Mit dem Entscheid, die EU-Sanktionen gegen Russland zu übernehmen, hat die Landesregierung das Neutralitätsprinzip, wie wir es bisher kannten, gespült.

Die Justizministerin führte bei dieser Gelegenheit noch eine Neuerung ein. Sie sagte vor dem Treffen mit den EU-Justiz- und -Innenministern und noch bevor der Bundesrat über die Sanktionen entschieden hatte, sie persönlich sei für schärfere Massnahmen.

Da stellt sich die Frage: Seit wann geben Bundesräte in der Öffentlichkeit ihre persönliche Meinung zu einem Geschäft des Bundesrates ab?

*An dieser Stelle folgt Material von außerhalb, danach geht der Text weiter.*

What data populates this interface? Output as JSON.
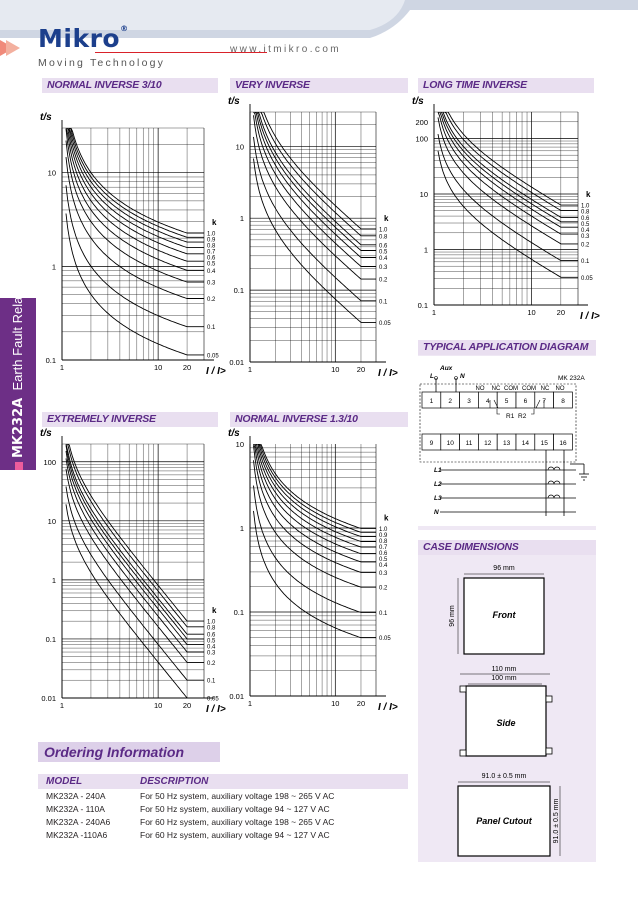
{
  "header": {
    "brand": "Mikro",
    "registered": "®",
    "tagline": "Moving Technology",
    "website": "www.itmikro.com"
  },
  "side_tab": {
    "model": "MK232A",
    "product": "Earth Fault Relay"
  },
  "curves": [
    {
      "title": "NORMAL INVERSE 3/10",
      "k_label": "k",
      "k_values": [
        "1.0",
        "0.9",
        "0.8",
        "0.7",
        "0.6",
        "0.5",
        "0.4",
        "0.3",
        "0.2",
        "0.1",
        "0.05"
      ],
      "y_axis_label": "t/s",
      "x_axis_label": "I / I>",
      "y_ticks": [
        "10",
        "1",
        "0.1"
      ],
      "x_ticks": [
        "1",
        "10",
        "20"
      ]
    },
    {
      "title": "VERY INVERSE",
      "k_label": "k",
      "k_values": [
        "1.0",
        "0.8",
        "0.6",
        "0.5",
        "0.4",
        "0.3",
        "0.2",
        "0.1",
        "0.05"
      ],
      "y_axis_label": "t/s",
      "x_axis_label": "I / I>",
      "y_ticks": [
        "10",
        "1",
        "0.1",
        "0.01"
      ],
      "x_ticks": [
        "1",
        "10",
        "20"
      ]
    },
    {
      "title": "LONG TIME INVERSE",
      "k_label": "k",
      "k_values": [
        "1.0",
        "0.8",
        "0.6",
        "0.5",
        "0.4",
        "0.3",
        "0.2",
        "0.1",
        "0.05"
      ],
      "y_axis_label": "t/s",
      "x_axis_label": "I / I>",
      "y_ticks": [
        "200",
        "100",
        "10",
        "1",
        "0.1"
      ],
      "x_ticks": [
        "1",
        "10",
        "20"
      ]
    },
    {
      "title": "EXTREMELY INVERSE",
      "k_label": "k",
      "k_values": [
        "1.0",
        "0.8",
        "0.6",
        "0.5",
        "0.4",
        "0.3",
        "0.2",
        "0.1",
        "0.05"
      ],
      "y_axis_label": "t/s",
      "x_axis_label": "I / I>",
      "y_ticks": [
        "100",
        "10",
        "1",
        "0.1",
        "0.01"
      ],
      "x_ticks": [
        "1",
        "10",
        "20"
      ]
    },
    {
      "title": "NORMAL INVERSE 1.3/10",
      "k_label": "k",
      "k_values": [
        "1.0",
        "0.9",
        "0.8",
        "0.7",
        "0.6",
        "0.5",
        "0.4",
        "0.3",
        "0.2",
        "0.1",
        "0.05"
      ],
      "y_axis_label": "t/s",
      "x_axis_label": "I / I>",
      "y_ticks": [
        "10",
        "1",
        "0.1",
        "0.01"
      ],
      "x_ticks": [
        "1",
        "10",
        "20"
      ]
    }
  ],
  "application_diagram": {
    "title": "TYPICAL APPLICATION DIAGRAM",
    "device": "MK 232A",
    "aux_label": "Aux",
    "supply_l": "L",
    "supply_n": "N",
    "contact_labels": [
      "NO",
      "NC",
      "COM",
      "COM",
      "NC",
      "NO"
    ],
    "relays": [
      "R1",
      "R2"
    ],
    "top_terminals": [
      "1",
      "2",
      "3",
      "4",
      "5",
      "6",
      "7",
      "8"
    ],
    "bottom_terminals": [
      "9",
      "10",
      "11",
      "12",
      "13",
      "14",
      "15",
      "16"
    ],
    "lines": [
      "L1",
      "L2",
      "L3",
      "N"
    ]
  },
  "case_dimensions": {
    "title": "CASE DIMENSIONS",
    "front_width": "96 mm",
    "front_height": "96 mm",
    "front_label": "Front",
    "side_outer": "110 mm",
    "side_inner": "100 mm",
    "side_label": "Side",
    "cutout_width": "91.0 ± 0.5 mm",
    "cutout_height": "91.0 ± 0.5 mm",
    "cutout_label": "Panel Cutout"
  },
  "ordering": {
    "title": "Ordering Information",
    "col_model": "MODEL",
    "col_description": "DESCRIPTION",
    "rows": [
      {
        "model": "MK232A - 240A",
        "description": "For  50 Hz system, auxiliary voltage 198 ~ 265 V AC"
      },
      {
        "model": "MK232A - 110A",
        "description": "For  50 Hz system, auxiliary voltage 94 ~ 127 V AC"
      },
      {
        "model": "MK232A - 240A6",
        "description": "For  60 Hz system, auxiliary voltage 198 ~ 265 V AC"
      },
      {
        "model": "MK232A -110A6",
        "description": "For  60 Hz system, auxiliary voltage 94 ~ 127 V AC"
      }
    ]
  },
  "colors": {
    "brand_blue": "#1c3f8c",
    "purple": "#5b2a86",
    "title_bg": "#e9dff0",
    "accent_red": "#d9222a"
  }
}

Gilt das Kollegialitätsprinzip nicht mehr? Oder ist das jetzt der neue Stil im Bundesrat?

Man hat sich zwar daran gewöhnt, dass während der Corona-Krise sämtliche Anträge Bersets für den Bundesrat schon vor der Sitzung in erlesenen Medien publik wurden.

Aber dass eine Bundesrätin plötzlich für sich allein spricht, das gab es bisher nicht.

Scherereien muss sie deswegen nicht befürchten, zumal sie den Mainstream-Medien nach dem Mund redet. Höchstens Parteikollege und Bundespräsident Ignazio Cassis könnte allenfalls nicht erfreut gewesen sein, weil sie ihm bei der Verkündung der frohen Sanktions-Botschaft zuvorkam und demzufolge auch die Show stahl.